Minister of Mines & Geology Government of Karnataka
- In office 4 August 2021 – 13 May 2023
- Chief Minister: Basavaraj Bommai
- Preceded by: Murugesh Nirani

Minister of Women & Child Development Government of Karnataka
- In office 4 August 2021 – 13 May 2023
- Chief Minister: Basavaraj Bommai
- Preceded by: Shashikala Annasaheb Jolle
- Succeeded by: Lakshmi Hebbalkar

Member of Karnataka Legislative Assembly
- In office 2018 – 13 May 2023
- Preceded by: Basavaraj Rayareddy
- Constituency: Yelburga

Member of Karnataka Legislative Council
- In office 6 January 2010 – 5 January 2016
- Preceded by: H. R. Srinath
- Succeeded by: Basavaraj Patil Itagi
- Constituency: Raichur Locoal Authorities

Personal details
- Born: 1 December 1952 (age 73) Yelburga, Mysore State (present-day Karnataka), India
- Party: Bharatiya Janata Party
- Spouse: Smt. Ratnamma (m. 1970)
- Education: Karnatak University (BSc)
- Occupation: Politician

= Halappa Achar =

Indian politician

Halappa Basappa Achar (born 1 December 1952) is an Indian politician who has served as the Cabinet Minister of Mines and Geology, Minister of Women and Child Development, and Minister of Disabled and Senior Citizens Empowerment for the Government of Karnataka since 4 August 2021. He was the in-charge minister of Dharwad District and a member of the Karnataka Legislative Assembly, representing the Yelburga constituency.

He was previously elected as a Member of Karnataka Legislative Council from the Raichur Assembly constituency in 2010.

==Early life and education==

Halappa Achar was born on 1 December 1952 to Shri Basappa Shivappa Achar and Smt. Gauramma Basappa Achar. He graduated with a BSc and pursued agriculture.

==Career==
He was elected as Director of Masaba Hanchinal Cooperative Bank in 1976. He entered politics by becoming vice-chairman of TAPCMS in Yelburga in 1978.

===Sahakara Ratna===
Halappa Achar took over as Director of RDCC Bank in 1988–89, rescuing it from near bankruptcy. Recognizing his efforts in resurrecting the bank, the Karnataka government, led by then-CM HD Kumaraswamy, honored him with the Sahakara Ratna award.

===Elected as MLC===
He was elected as an MLC in 2010 on a BJP ticket and emerged victorious with the highest margin of 400 votes in total. He represented the Raichur and Koppal districts for six years.

He successfully utilized his MLCLAD funds to implement minor irrigation projects in his constituency. In 2013 he succeeded in securing a sanction of Rs. 1,000 crore for the Yelburga Bevuru irrigation project from the then Chief Minister, Shri Jagadeesh Shetter.

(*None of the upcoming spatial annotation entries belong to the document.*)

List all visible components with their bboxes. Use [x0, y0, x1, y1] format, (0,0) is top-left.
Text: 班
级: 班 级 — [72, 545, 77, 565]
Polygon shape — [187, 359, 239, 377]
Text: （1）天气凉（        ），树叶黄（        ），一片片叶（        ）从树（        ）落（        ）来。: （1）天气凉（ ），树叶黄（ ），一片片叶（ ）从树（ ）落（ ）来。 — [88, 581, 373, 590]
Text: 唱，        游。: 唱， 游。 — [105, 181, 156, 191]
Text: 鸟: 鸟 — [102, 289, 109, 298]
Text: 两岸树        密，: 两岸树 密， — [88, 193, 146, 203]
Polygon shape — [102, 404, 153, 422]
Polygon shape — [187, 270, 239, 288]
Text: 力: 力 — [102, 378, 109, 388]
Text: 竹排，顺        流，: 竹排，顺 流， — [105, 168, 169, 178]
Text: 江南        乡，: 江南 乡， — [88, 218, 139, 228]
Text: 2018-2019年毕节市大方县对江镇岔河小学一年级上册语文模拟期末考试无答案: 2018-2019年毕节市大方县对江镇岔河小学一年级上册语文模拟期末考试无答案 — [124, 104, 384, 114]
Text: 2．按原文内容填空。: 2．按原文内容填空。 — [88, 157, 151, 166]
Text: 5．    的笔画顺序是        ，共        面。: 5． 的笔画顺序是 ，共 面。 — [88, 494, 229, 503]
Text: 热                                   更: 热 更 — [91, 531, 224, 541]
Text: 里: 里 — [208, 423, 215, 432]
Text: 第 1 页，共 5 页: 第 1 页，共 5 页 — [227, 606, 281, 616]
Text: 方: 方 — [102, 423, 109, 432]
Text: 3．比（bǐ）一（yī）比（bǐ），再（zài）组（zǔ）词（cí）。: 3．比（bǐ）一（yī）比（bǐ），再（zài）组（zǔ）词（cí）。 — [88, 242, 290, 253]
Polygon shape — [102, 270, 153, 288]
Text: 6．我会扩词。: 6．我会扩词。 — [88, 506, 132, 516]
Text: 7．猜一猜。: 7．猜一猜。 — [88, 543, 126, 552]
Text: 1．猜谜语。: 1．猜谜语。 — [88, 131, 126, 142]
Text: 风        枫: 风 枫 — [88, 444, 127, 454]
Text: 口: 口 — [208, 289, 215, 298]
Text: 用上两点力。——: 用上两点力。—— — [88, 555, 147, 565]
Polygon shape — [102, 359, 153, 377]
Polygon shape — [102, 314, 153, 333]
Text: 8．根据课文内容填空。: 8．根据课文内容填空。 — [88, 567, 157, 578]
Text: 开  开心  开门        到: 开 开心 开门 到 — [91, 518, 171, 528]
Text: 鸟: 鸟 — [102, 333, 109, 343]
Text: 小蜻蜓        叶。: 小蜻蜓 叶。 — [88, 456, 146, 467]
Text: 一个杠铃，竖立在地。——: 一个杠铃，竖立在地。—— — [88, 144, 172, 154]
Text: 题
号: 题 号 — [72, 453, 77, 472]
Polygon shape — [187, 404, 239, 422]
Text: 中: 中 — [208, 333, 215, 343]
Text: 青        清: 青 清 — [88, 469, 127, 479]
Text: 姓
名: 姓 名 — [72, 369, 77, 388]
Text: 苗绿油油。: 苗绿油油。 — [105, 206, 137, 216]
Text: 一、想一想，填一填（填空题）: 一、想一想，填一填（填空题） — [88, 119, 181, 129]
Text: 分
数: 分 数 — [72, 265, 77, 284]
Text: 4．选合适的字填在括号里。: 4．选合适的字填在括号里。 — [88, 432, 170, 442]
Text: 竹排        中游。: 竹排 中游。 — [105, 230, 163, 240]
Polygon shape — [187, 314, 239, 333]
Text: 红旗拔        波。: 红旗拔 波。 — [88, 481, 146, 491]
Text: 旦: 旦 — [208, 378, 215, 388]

===As President of Karnataka State Cooperative Marketing Federation===
When he took over as President of the Karnataka State Cooperative Marketing Federation in 2011 the institution was facing bankruptcy and owed Rs. 36 crore to the government. Achar revived the institution and continued as President of the board for seven years. Under his leadership, the institution repaid all of its outstanding debts and became independent, achieving a profit of Rs. 35 crore by the end of his tenure.

===As Director of IFFCO and Apex Bank===
With his experience in the field, he served as Director of IFFCO and Apex Bank for 10 years. He was also President of the Hampi Foundation Authority Trust from 2012–2013 to 2014–2015.

===Public Service===
He has been arranging free coaching in Kuknoor, Hirevankalakunta, and Masaba Hanchinal for poor children to prepare them for Navodaya, Sainik School, Kittur Rani Chennamma School, and various other entrance exams.

===Member of Legislative Assembly===
In the 2018 election, he defeated former Congress Minister Basavaraj Rayareddy by 13,000 votes, marking his debut appearance in the Assembly.

As Minister for Women and Child welfare, he worked closely with researchers at the Edward & Cynthia Institute of Public Health to implement the End Malnutrition Initiative in his constituency.